Tuesday, May 04, 2010

Oda al atiborramiento culinario

A la loca psicópata

A alguien se le ocurrió que rellenar un alimento con otro era una buena idea. En algún punto de la historia la mezcla de sabores no fue suficiente y se optó por diseccionar un ingrediente para empotrar otro en sus entresijos.

¿Por qué comer tomate con atún cuando podemos comer tomates rellenos de atún?

Siempre pensé que esta iniciativa obedecía a fines puramente estéticos, porque la mezcla de algunos ingredientes da como resultado una papilla deliciosa al paladar y asquerosa a los ojos. “Esa rica masa de atún, arvejas y mayonesa se ve asquerosa. Mejor le ponemos un tomate a manera de capuchón distractor”.

¡En fin! No sabremos a quién se le ocurrió rellenarnos con comida rellena, pero agradecemos en silencio que la idea evolucionara hasta ámbitos tan cotidianos como la papa y la arepa. Amo las arepas rellenas. A las afueras de algunas estaciones de Transmilenio las venden con mantequilla, queso, pollo y salmonela.

Ese movimiento culinario de abarrotamiento de ingredientes nos llevó a la máxima expresión de la comida de momentito: las empanadas, “bocadillos” rellenos que no necesitan aclaración de contenido, porque, precisamente, siempre tienen relleno.

- Una empanada, por favor.
- ¿La quiere rellena?
- No, sólo la cáscara. Gracias.

Y llegamos a la madre de las rellenas. Rellena por antonomasia, a secas, sin apellido. Embutido de sangre de cerdo, arroz y arvejas, con una película exterior de intestino porcino. De sabor delicioso y preparación traumática. Si quieren que alguien deje de comer y tenga pesadillas por varios días, invítenlo a una sesión de preparación de morcilla.

Pero este homenaje a la comida rellena no podría estar completo sin la oveja negra en un amplio rebaño de placeres engordadores. Saliendo del horno, calientita, exudando aceite por uno de sus costados, impregnando la panadería con una pestilencia a porqueriza y con una que otra pelusa de cerdo escondida en sus entrañas, viene la mogolla chicharrona.

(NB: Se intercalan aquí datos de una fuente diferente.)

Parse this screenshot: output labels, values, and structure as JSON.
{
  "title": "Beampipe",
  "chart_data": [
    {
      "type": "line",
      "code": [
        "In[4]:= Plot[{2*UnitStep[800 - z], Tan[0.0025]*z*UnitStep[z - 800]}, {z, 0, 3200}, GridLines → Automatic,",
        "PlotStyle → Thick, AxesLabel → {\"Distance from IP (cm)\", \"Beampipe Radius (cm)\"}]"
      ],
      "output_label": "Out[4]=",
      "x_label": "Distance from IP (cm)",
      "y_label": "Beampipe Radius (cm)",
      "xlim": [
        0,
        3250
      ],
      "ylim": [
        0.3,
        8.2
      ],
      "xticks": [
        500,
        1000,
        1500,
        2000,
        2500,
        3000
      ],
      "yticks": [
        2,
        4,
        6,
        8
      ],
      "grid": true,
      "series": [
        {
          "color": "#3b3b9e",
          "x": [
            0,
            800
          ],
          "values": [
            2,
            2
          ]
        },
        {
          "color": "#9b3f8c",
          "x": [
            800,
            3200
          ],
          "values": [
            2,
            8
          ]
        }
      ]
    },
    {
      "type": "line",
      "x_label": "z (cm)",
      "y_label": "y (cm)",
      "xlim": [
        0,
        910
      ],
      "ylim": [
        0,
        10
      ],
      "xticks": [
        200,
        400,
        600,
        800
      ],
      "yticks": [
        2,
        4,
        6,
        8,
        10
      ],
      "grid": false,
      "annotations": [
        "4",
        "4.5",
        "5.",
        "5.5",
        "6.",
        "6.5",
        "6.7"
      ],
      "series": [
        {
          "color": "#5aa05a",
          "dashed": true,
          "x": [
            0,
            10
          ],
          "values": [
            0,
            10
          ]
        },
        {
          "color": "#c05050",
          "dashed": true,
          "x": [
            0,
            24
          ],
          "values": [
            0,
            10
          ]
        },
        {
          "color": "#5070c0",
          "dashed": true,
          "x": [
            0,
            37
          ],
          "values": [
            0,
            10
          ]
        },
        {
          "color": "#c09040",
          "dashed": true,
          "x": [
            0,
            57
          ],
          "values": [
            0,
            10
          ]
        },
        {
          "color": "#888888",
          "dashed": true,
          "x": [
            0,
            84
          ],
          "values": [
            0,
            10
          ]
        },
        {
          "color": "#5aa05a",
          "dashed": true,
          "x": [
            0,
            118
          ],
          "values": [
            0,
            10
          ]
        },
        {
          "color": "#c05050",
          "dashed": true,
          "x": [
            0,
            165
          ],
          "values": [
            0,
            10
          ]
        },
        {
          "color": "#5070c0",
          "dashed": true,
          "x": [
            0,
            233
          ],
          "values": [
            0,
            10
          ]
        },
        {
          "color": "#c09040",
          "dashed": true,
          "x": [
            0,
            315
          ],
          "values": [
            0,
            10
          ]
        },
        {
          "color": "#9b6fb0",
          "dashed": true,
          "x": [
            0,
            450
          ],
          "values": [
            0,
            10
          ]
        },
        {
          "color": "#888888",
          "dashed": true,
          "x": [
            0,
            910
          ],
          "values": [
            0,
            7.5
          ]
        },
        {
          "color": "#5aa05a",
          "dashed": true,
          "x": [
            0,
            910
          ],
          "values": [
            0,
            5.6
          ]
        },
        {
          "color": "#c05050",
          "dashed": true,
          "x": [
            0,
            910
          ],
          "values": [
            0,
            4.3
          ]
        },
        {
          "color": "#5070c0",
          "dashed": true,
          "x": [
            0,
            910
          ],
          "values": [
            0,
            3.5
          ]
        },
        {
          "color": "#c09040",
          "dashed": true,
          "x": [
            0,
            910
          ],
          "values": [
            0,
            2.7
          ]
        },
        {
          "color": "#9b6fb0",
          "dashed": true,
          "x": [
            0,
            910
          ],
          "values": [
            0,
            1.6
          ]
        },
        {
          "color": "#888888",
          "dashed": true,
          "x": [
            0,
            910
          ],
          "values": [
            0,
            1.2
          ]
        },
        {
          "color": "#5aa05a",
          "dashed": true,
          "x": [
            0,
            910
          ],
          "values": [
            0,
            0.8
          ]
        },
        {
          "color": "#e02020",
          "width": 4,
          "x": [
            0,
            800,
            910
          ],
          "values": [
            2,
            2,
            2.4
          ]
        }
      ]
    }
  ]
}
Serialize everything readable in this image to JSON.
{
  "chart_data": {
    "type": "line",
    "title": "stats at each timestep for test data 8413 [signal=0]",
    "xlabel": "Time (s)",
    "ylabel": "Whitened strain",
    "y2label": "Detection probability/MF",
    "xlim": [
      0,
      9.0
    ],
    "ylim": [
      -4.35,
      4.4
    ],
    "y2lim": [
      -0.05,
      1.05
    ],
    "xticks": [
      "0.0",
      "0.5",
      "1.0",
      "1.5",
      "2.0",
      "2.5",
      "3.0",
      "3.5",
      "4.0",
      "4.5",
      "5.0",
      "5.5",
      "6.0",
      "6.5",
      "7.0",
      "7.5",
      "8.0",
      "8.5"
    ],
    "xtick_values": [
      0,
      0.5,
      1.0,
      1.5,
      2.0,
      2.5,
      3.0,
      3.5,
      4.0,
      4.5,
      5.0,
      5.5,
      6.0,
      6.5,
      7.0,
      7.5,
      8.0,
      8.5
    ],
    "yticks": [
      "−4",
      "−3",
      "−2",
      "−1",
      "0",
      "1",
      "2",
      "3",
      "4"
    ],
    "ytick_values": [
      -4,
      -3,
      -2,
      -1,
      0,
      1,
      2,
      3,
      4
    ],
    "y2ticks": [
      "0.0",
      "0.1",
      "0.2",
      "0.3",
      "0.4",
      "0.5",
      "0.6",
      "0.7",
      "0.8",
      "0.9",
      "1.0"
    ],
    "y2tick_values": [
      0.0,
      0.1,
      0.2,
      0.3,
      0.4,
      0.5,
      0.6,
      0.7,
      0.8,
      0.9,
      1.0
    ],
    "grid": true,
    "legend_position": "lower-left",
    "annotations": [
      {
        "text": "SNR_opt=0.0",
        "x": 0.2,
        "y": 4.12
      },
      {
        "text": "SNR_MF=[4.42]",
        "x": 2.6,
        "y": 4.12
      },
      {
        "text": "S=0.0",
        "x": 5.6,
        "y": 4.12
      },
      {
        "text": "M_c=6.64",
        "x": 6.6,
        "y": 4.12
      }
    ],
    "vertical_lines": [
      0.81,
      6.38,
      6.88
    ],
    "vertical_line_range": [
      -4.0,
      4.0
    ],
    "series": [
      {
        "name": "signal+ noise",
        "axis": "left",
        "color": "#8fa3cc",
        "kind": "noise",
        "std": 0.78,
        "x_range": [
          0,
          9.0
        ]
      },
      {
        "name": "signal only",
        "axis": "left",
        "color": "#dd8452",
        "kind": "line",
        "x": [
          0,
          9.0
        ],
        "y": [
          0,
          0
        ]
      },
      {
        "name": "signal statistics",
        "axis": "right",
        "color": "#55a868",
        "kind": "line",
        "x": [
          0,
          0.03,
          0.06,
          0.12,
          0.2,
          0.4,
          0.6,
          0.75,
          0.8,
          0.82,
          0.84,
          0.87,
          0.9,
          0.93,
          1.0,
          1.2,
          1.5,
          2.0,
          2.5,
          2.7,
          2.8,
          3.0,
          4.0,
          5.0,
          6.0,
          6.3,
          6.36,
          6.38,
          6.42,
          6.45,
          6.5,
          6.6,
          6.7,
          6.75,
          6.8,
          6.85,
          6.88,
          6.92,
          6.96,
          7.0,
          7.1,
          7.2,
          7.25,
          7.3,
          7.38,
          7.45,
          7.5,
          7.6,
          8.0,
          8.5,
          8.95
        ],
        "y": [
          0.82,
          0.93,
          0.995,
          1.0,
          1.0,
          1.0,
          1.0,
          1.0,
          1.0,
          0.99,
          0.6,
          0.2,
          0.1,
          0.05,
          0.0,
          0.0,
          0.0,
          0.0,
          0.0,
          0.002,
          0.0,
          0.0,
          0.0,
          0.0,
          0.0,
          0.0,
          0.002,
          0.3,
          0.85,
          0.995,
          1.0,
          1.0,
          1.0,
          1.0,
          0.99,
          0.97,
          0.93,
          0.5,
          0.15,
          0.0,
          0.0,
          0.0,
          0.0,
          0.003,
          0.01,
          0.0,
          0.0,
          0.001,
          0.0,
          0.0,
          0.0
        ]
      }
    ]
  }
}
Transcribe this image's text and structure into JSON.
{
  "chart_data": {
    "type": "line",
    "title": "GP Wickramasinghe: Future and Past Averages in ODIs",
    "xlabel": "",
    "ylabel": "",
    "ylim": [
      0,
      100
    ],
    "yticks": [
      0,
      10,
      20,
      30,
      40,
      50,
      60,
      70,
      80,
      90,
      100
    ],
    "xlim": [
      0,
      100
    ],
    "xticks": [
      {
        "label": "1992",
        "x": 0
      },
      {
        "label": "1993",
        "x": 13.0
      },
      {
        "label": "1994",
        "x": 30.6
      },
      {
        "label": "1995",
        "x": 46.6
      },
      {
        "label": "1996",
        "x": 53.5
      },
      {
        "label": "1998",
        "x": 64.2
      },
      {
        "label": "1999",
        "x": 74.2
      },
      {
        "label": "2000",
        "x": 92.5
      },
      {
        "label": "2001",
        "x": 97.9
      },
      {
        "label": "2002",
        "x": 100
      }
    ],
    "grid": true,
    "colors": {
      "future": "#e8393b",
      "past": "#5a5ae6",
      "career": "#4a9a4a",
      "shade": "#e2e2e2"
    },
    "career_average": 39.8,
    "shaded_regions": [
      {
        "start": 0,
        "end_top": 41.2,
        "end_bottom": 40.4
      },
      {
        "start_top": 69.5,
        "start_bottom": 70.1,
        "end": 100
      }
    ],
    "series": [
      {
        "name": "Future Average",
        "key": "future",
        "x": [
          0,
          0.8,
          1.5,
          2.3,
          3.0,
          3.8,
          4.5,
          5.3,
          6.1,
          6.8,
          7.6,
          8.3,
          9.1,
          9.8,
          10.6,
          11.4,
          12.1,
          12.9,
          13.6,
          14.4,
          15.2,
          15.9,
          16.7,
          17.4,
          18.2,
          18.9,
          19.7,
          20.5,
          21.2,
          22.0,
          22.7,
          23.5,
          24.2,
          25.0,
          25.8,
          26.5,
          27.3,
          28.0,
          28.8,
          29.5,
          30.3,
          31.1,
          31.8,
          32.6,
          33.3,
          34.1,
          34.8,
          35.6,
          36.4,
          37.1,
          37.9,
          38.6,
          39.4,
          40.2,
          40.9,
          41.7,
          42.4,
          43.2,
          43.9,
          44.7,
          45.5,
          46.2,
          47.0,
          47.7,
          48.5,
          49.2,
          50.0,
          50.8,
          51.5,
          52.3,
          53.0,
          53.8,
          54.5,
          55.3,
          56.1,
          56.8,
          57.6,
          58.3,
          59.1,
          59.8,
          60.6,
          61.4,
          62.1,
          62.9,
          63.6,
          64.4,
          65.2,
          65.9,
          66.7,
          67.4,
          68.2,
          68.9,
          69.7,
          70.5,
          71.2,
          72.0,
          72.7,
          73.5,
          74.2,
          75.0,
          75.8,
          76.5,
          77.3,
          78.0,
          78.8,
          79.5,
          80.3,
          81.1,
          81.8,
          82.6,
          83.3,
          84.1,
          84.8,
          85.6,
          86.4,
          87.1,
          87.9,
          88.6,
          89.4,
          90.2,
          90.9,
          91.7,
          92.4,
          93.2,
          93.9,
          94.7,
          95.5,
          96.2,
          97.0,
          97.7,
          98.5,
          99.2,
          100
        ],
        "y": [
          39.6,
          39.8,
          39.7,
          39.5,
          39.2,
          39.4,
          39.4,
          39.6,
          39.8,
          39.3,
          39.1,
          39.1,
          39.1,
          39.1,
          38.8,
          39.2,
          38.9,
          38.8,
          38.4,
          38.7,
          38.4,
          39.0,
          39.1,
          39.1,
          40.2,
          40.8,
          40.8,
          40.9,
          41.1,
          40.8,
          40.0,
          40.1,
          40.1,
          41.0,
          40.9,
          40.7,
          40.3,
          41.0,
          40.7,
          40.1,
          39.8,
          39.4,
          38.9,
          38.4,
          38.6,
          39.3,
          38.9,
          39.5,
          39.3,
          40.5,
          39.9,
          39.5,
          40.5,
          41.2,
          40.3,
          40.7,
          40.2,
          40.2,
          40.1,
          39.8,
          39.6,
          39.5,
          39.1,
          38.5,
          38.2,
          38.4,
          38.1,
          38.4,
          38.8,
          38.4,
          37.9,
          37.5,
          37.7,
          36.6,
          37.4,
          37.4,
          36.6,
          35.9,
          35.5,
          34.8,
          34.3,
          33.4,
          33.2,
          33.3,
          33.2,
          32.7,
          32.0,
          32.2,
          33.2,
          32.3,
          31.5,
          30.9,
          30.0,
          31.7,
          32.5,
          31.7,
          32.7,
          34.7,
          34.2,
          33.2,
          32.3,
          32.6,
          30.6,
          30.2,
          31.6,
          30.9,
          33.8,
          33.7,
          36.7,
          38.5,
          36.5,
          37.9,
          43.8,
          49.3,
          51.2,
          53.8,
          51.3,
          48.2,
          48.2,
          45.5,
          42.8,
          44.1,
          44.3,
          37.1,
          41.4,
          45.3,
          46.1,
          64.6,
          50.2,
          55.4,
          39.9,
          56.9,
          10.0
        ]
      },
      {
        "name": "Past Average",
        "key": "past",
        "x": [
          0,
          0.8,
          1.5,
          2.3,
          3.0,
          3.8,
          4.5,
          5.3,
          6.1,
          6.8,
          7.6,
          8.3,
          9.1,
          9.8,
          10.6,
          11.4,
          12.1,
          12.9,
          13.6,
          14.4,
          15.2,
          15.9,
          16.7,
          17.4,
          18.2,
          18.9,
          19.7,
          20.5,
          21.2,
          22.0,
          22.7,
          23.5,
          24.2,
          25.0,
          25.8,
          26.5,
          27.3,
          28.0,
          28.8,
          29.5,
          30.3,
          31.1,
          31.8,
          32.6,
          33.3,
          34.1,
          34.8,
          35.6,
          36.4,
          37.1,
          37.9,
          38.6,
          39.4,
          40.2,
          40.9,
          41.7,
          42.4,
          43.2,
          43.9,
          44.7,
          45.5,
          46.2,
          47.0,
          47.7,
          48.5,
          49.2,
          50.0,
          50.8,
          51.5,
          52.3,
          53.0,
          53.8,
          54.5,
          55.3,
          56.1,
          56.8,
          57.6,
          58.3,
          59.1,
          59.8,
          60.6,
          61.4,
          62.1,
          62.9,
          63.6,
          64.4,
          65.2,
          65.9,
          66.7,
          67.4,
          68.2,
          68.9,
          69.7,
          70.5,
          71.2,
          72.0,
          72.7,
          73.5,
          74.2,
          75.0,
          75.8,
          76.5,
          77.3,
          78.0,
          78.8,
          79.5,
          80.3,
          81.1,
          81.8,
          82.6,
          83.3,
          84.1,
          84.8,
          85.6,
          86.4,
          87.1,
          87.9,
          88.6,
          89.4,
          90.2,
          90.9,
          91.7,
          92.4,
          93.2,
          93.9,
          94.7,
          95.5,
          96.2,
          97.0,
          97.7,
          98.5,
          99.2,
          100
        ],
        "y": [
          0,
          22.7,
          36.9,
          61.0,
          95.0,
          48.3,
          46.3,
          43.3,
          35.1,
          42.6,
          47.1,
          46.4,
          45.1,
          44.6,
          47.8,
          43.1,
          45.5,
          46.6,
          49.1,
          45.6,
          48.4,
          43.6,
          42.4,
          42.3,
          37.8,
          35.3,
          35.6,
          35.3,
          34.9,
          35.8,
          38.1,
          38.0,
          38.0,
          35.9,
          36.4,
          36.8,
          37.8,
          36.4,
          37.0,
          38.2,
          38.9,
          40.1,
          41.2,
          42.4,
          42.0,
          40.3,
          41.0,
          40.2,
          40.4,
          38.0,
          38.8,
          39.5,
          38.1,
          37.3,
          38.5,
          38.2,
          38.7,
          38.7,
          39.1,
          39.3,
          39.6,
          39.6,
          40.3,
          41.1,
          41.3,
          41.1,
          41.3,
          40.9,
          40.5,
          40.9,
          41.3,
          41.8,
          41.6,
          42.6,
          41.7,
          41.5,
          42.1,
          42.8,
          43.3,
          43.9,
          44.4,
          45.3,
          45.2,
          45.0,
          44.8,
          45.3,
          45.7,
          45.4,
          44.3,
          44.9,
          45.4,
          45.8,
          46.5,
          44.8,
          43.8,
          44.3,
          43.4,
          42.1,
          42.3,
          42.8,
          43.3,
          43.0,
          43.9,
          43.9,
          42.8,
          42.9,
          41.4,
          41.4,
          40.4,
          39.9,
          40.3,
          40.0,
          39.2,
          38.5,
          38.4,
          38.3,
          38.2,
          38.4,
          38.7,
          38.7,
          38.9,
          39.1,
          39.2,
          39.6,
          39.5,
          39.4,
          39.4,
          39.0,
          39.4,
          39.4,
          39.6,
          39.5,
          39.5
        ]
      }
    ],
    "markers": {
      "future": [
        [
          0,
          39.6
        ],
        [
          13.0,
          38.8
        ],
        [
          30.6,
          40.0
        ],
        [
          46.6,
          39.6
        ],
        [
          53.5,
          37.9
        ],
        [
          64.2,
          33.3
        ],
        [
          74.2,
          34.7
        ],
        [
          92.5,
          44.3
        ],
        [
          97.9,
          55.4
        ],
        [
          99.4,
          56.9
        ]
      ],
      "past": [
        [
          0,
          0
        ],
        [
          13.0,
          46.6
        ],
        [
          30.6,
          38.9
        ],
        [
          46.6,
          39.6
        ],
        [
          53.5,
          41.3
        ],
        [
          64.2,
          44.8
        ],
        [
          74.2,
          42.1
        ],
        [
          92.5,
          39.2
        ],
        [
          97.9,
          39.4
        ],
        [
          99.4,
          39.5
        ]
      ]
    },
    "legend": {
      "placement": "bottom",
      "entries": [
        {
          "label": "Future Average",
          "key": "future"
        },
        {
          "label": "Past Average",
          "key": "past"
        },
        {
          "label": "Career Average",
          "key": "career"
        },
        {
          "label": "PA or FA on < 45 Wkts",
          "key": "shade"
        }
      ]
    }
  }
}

Loco. Loco psicópata el panadero que abrió una mogolla y la rellenó con trocitos de chicharrón.

5 comments:

Lyda said...

Muy cierto!!! y muchas de esas cosas rellenas son realmente asquerosas a la vista... como nos podemos comer todo eso?? jajaja

Marce said...

Me dio como hambre y ganas de comer cosas muy grasosas jaajjaja

Pilar said...

iiuu...

Gustavo said...

Si, se le olvido la lechona, la reina de las comidas rellenas, y no hay nada mas desagradable visualmente que una lechona, pero bueno en carulla la tienen a la entrada, como dandole la bienvenida a todos los que llegan, jeje.

Luz María Uribe Escobar said...

Uy Juan. yo vi preparar una morcilla cuando tenía 14 años, y volví a comer cerdo hace como dos años apenas... ¡NI HAGAS CUENTAS DE CUÁNTO TIEMPO TRANSCURRIÓ!